Kaum war er zum Dorfe hinaus: so dauerte den Kalkanten der Emigrant, und er wollte in der Historie des Kahlkopfes aufhören. Der Evangelist schickte ihn daher dem erbosten Zwilling nach, um ihn jetzt in der Nacht einzufangen; und nahm dafür selber den historischen Faden auf. Nämlich an einem Abend, wo der Hof nicht im Schauspiel war, hielt der Hofapotheker (der Himmel weiß wie) sein Nußknackergesicht aus einer der ersten Logen heraus. Matthieu, damals noch Page, postierte den Balgtreter im Scheitelpunkte seiner Perücke, nämlich in der Galerie gerade über ihm. Der Kalkant ließ oben an einem unsichtbaren Roßhaar einen kleinen Haken niedersteigen, der wie ein Raubvogel über der herausschauenden Perücke hing, die ich für ein Ideal von Haaren halte. Denn sie schien aus dem Kopfe, dem die Locken und die Vergette längst ausgefallen waren, als Eingeborner und Fechser herausgewachsen zu sein, und niemand nahm sie für adoptiertes Pelzwerk. Der Balgtreter ließ den Haken so lange über der Perücke wie einen Perpendikel schwanken, bis Gewißheit da war, daß er in die Vergette eingegriffen. Sofort bedient' er sich seiner Hände als Fuhrmannwinden und hob (wie der Frost andre Gewächse) die ganze Frisur aus den Wurzeln und zog langsam die Zopfperücke wie eine steigende Haar-Montgolfiere in die Höhe. Das Parterre und der erste Liebhaber und der Lichtputzer wurden vor Erstaunen zu Eisschollen, da sie den Schwanzkometen in gerader Aufsteigung zur Galerie aufgehen sahen. Auf dem Apotheker, der seinen Kopf abgedeckt und kalt angeweht fühlte, richteten sich die wenigen natürlichen Haare auch empor vor Schrecken, wie die künstlichen; und als er sich mit dem kahlen Scheitel umdrehte, um der Kreuzerhöhung seines Haarwuchses nachzusehen, ließ sein Zwillingbruder (um nicht entdeckt zu werden) das ganze härene Meteor, das dem Haar der Berenice im Himmel nachwollte, gar unter die Leute herunterfallen vor seinem Gesichte vorbei und sah gelassen herab auf die Kulmination im Nadir, wie die ganze Galerie. – –

Während unserer Erzählung haben die Zwillinge einander geprügelt.

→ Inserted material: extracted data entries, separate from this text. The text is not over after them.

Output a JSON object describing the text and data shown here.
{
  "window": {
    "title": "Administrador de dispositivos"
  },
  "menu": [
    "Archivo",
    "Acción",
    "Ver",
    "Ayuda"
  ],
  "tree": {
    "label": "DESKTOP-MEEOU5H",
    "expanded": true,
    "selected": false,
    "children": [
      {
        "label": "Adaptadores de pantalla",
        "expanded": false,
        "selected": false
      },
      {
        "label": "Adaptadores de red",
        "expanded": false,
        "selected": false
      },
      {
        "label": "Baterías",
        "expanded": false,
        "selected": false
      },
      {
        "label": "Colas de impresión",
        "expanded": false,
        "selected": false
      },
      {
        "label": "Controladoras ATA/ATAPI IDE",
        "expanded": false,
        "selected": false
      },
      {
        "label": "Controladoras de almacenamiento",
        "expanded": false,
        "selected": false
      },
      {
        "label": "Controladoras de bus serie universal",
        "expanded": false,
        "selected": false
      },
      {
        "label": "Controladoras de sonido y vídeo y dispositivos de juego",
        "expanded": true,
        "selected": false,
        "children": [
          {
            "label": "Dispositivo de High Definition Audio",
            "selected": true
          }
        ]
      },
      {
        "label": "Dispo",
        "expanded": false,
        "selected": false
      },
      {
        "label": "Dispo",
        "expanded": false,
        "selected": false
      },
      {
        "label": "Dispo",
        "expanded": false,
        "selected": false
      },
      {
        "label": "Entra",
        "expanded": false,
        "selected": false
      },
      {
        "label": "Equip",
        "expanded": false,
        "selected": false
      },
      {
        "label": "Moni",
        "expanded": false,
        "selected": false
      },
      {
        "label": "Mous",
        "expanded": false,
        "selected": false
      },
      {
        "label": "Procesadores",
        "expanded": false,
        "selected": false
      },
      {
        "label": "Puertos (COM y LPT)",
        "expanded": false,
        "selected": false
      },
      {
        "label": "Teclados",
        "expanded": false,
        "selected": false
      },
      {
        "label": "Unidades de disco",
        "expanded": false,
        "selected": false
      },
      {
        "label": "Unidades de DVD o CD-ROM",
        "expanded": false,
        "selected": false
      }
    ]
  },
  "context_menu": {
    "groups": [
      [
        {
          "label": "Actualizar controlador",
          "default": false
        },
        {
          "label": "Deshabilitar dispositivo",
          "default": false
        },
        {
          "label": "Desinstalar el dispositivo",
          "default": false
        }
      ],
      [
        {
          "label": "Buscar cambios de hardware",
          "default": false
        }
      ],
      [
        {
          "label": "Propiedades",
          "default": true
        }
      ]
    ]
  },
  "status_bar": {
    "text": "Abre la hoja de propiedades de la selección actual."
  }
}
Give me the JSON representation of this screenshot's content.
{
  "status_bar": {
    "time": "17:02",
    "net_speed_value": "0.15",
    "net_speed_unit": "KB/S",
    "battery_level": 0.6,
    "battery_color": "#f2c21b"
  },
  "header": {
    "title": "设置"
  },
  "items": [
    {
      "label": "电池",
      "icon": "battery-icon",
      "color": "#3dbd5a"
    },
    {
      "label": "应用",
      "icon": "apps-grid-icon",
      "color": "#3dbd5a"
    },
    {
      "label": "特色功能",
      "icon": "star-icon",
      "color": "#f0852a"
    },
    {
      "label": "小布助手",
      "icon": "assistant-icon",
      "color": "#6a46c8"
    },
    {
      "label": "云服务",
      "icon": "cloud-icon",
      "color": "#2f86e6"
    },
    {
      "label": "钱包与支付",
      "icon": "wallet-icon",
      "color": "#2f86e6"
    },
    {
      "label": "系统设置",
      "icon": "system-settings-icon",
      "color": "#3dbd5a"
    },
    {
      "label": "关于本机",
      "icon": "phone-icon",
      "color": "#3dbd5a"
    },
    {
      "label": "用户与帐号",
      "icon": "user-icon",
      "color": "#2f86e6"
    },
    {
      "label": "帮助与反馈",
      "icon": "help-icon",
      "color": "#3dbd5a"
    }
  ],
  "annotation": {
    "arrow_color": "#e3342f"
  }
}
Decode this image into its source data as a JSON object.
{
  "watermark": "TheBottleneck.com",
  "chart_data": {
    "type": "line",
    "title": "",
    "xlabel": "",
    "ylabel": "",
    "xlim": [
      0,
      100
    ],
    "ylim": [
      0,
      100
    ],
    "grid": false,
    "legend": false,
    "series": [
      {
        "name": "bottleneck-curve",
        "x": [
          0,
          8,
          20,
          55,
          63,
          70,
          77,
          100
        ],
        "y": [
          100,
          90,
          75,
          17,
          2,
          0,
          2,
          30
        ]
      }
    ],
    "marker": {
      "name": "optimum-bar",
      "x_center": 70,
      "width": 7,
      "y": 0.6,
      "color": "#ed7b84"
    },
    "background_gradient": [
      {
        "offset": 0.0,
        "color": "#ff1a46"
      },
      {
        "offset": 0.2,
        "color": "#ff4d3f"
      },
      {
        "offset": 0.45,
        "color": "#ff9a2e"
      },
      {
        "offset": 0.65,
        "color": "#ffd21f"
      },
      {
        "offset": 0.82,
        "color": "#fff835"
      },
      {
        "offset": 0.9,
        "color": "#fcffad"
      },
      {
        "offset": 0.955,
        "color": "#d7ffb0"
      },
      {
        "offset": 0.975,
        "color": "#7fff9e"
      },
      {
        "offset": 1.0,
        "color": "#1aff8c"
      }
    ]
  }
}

Der Erstgeburt-Akzessist rief draußen auf dem mit Nacht überdeckten Flachsenfinger Weg in einem fort: »Herr Hofapotheker!« Und da er keine Antwort vernehmen konnte, mußt' er mit dem Hörrohr an jedes Ding, ob es etwan rede, stochern. Endlich stieß sein Visitiereisen an die Erstgeburt, und er ging hin, um sie um Vergebung und Retour zu ersuchen. Aber der Apotheker war dermaßen im Kochen und Sprudeln, daß er, als der Balgtreter seinen Kopf unterhielt, um dessen Antwort einzuholen, seine Hand in eine Kugel anschießen und sie wie einen Glockenhammer auf die Pfeilnaht des untergehaltenen Hauptes fallen ließ, worauf die Täucherglocke einen ordentlichen Ton angab. Der Apotheker würde, wenn man ihn recht verstanden und ihm Zeit gelassen hätte, durch diesen Zainhammer die Suturen auf dem tauben Haupte um vieles vorgehoben haben; aber so störte ihn sein eigner Bruder, der ihn am Kopfe – denn der Balgtreter würde seine Finger als Schmucknadeln in die künstlichen Haare gelegt und ihn daran gelenkt haben, wäre die Perücke am Kopfe festgemacht gewesen – wie ein Gesträuch niederbog, um sein Hörrohr als ein zweites Rückgrat so stark und doch so behutsam über des Zwillings erstes zu legen, daß niemand komplizierte Frakturen davontrug als der Hörstab. – Darauf sagte er gute Nacht und empfahl ihm, sich links zu halten, um nicht irrezugehen....

– Hätte ich gewußt, daß diese Geschichte so viele Blätter überschatten würde, ich hätte sie lieber weggeworfen. Am andern Morgen stattete der unverschämte Matthieu einen Besuch beim Kreuzträger ab, an dessen Händen jetzt das vom Zorn reifgewärmte Chiragra glühte; er wollte – weil er jeden Tadel seiner Unverschämtheit mit einer größern beantwortete – die gichtbrüchigen Hände zu neuen Katzenpfoten machen, um frische Spaß-Kastanien aus dem Feuer zu nehmen. Aber der Apotheker, dessen Herz nur klein, aber doch nicht schwarz war, fühlte sich zu sehr gekränkt, und als Matthieu, über seine Klagen lachend und schweigend, von ihm ging, ohne sich nur die Mühe einer Entschuldigung zu geben: so schwur der Chiragrist, ihn – da haben wir wieder den Narren – zu stürzen.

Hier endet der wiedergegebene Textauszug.